Un autre point à prendre en considération est le suivant. Il peut s’avérer intéressant de reprendre une société dont les activités se trouvent dans le même secteur d’activité que celui du repreneur. De plus, l’entreprise existe déjà et c’est un point important. En d’autres termes, l’entreprise, même en liquidation judiciaire, peut s’avérer rentable. En effet, tous les éléments nécessaires au fonctionnement d’une société sont déjà présents. L’entreprise en liquidation bénéficie :

  • D’un local, un bel emplacement qui favorise la circulation de la clientèle,
  • Du personnel qualifié et d’un équipement de qualité,
  • De la clientèle,
  • Des fournisseurs.

Le rachat en liquidation peut se faire soit via des enchères publiques, ou sur décision de justice. Dans ce cas, le juge étudie et choisit l’offre. Ainsi, le tribunal demandera une attestation prouvant que le repreneur n’est pas frappé d’une incapacité. Encore, si le repreneur est une société existante, il faudra joindre un extrait Kbis récent, ainsi que les trois derniers bilans de la société. Si le repreneur est une société créée spécifiquement à cette fin, des documents supplémentaires devront être produits.

B/ Les risques liés à la reprise de société en liquidation

La reprise de société en liquidation n’est pas un acte anodin. Elle doit faire l’objet d’une longue réflexion. En outre, l’un des inconvénients est que vous serez certainement amené à rembourser les créanciers de l’entreprise à reprendre, ou encore à convaincre les fournisseurs de vous faire confiance.

Par ailleurs, si vous souhaitez reprendre une telle entreprise, vous n’aurez peut-être pas le soutien d’une banque. Elles sont frileuses à financer les sociétés en cours de liquidation. Les entreprises à reprendre auront souvent une mauvaise image auprès des banques. Ainsi, il est important que vous disposiez de fonds propres afin de financer votre projet.

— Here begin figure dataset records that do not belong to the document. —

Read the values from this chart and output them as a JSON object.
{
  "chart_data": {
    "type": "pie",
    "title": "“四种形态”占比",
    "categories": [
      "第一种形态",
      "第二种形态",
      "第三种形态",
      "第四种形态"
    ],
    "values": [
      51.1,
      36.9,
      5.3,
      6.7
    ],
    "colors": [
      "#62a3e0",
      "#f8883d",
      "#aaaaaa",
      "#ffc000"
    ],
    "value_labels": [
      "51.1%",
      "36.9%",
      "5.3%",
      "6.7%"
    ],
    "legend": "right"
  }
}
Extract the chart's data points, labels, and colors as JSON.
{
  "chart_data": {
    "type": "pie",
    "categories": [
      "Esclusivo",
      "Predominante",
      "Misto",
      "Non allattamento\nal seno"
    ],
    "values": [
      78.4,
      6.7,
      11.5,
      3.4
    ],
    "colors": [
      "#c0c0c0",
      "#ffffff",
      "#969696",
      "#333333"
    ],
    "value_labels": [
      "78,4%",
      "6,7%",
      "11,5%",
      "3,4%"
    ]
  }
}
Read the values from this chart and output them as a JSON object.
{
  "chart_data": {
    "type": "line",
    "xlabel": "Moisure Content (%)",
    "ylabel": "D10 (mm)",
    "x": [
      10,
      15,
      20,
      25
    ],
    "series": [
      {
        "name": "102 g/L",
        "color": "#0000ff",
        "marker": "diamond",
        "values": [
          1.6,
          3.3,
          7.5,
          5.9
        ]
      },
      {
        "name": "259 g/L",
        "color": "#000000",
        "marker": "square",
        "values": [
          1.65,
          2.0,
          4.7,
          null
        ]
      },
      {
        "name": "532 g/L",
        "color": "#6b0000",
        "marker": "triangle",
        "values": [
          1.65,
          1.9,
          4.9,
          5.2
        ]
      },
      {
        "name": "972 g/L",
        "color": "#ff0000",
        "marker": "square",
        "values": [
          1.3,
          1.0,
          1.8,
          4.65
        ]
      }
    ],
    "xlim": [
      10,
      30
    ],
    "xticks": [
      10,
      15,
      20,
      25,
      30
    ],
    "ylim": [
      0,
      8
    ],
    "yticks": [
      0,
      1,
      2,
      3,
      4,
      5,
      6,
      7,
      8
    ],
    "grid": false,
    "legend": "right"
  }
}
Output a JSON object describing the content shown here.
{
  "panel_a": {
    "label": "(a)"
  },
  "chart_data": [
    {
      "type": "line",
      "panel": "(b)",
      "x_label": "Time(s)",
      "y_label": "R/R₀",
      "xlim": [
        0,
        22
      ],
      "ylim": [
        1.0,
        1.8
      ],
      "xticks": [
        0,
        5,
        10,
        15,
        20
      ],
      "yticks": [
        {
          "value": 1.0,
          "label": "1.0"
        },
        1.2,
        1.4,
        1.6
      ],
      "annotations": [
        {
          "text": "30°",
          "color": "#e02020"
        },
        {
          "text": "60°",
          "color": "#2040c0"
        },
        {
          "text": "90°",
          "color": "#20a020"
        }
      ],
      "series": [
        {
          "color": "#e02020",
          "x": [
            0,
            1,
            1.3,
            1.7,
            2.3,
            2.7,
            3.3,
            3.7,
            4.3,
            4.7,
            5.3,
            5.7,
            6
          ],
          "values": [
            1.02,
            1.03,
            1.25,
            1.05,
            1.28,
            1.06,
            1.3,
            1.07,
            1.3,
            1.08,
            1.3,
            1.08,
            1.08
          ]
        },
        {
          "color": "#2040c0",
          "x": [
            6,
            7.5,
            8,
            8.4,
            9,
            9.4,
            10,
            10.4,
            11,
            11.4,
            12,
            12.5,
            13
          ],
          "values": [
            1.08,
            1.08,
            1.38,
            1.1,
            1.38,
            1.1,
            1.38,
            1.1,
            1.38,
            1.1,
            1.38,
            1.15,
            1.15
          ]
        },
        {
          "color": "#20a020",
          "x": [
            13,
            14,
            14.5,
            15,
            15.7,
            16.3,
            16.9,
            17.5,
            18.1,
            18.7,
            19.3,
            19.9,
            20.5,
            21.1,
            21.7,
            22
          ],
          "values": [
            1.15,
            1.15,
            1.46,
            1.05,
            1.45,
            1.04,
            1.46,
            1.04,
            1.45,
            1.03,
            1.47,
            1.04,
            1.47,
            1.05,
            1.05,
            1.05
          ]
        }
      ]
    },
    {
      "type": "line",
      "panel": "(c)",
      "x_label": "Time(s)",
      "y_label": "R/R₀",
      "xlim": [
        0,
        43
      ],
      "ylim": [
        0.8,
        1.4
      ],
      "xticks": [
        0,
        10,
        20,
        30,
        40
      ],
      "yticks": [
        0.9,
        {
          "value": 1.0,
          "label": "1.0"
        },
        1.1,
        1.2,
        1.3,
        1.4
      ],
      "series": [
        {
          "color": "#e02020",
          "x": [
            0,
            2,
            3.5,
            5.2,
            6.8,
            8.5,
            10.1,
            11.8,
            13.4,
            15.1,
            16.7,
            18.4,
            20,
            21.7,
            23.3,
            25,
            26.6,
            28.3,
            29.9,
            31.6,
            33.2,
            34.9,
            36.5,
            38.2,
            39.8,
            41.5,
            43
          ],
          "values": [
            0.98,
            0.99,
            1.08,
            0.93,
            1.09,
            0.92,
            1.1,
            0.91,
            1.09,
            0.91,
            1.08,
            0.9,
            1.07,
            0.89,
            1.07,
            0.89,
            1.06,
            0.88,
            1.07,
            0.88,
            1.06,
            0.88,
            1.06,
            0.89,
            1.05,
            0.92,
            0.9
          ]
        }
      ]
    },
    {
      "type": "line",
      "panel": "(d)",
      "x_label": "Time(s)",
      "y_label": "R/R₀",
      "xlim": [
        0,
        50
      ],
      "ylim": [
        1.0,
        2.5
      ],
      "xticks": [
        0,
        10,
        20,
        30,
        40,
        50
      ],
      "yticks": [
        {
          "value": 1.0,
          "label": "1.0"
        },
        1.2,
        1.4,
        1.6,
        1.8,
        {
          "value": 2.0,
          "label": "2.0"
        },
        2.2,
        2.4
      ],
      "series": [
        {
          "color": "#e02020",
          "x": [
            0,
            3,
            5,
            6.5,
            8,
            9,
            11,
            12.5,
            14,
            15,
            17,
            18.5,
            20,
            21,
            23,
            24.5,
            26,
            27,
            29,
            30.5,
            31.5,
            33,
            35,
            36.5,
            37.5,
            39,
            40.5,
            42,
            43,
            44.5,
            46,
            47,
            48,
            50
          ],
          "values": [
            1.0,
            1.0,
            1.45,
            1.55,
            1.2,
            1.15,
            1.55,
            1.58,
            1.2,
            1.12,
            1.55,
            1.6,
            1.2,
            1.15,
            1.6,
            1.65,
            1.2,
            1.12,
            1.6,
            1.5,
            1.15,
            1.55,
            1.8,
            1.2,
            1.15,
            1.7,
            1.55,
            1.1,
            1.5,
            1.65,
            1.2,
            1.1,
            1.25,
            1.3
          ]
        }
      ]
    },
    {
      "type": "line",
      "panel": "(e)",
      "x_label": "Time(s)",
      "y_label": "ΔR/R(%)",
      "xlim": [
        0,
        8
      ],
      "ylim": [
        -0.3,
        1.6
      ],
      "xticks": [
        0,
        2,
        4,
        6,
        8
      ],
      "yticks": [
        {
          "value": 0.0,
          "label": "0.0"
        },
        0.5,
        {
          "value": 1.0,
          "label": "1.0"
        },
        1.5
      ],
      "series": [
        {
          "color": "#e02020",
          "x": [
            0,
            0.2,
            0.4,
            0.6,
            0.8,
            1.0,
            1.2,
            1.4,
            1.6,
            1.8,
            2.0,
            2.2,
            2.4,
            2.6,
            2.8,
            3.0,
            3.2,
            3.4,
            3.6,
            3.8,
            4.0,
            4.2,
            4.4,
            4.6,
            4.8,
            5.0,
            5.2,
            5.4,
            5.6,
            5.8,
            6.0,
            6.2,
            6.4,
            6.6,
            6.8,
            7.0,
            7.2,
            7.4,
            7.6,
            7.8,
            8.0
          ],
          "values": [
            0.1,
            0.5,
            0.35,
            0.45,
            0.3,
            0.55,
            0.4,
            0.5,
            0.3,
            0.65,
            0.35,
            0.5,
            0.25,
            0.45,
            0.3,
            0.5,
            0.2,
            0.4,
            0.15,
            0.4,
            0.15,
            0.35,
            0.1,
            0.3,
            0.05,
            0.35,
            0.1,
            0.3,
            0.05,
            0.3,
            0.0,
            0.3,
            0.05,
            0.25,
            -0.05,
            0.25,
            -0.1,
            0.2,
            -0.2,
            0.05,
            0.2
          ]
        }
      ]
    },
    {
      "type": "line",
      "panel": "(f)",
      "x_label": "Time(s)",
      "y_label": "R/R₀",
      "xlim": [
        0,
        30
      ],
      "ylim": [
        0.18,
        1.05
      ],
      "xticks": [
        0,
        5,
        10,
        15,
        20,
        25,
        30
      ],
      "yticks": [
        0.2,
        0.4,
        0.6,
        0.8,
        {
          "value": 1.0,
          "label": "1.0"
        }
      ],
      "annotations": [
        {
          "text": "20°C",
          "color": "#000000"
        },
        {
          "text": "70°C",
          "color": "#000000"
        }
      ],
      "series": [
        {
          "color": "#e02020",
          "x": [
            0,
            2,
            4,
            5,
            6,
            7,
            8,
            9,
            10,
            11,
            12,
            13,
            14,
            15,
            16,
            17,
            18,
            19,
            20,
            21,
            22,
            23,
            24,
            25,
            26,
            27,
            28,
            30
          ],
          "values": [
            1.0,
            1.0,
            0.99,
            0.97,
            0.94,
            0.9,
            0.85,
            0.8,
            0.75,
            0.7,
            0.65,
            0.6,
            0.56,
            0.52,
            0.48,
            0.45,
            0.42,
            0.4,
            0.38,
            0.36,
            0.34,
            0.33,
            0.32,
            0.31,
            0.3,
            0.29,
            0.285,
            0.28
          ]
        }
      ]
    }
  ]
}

Un inconvénient à la reprise doit être abordé. Le liquidateur ne dispose que d’un délai de 2 mois pour recevoir les offres de reprise. Ce délai étant très court, vous devez donc savoir quelle direction emprunter et être sûr de votre volonté de reprendre l’entreprise. Le repreneur doit donc être réactif car le temps est réduit et il faut réaliser l’audit de l’entreprise. Il faut être en mesure de proposer un projet de redressement viable et rentable.

Il faut également respecter un formalisme. Le candidat repreneur devra présenter une offre de reprise écrite comportant les indications prévues par l’article L. 642-2 du Code de commerce.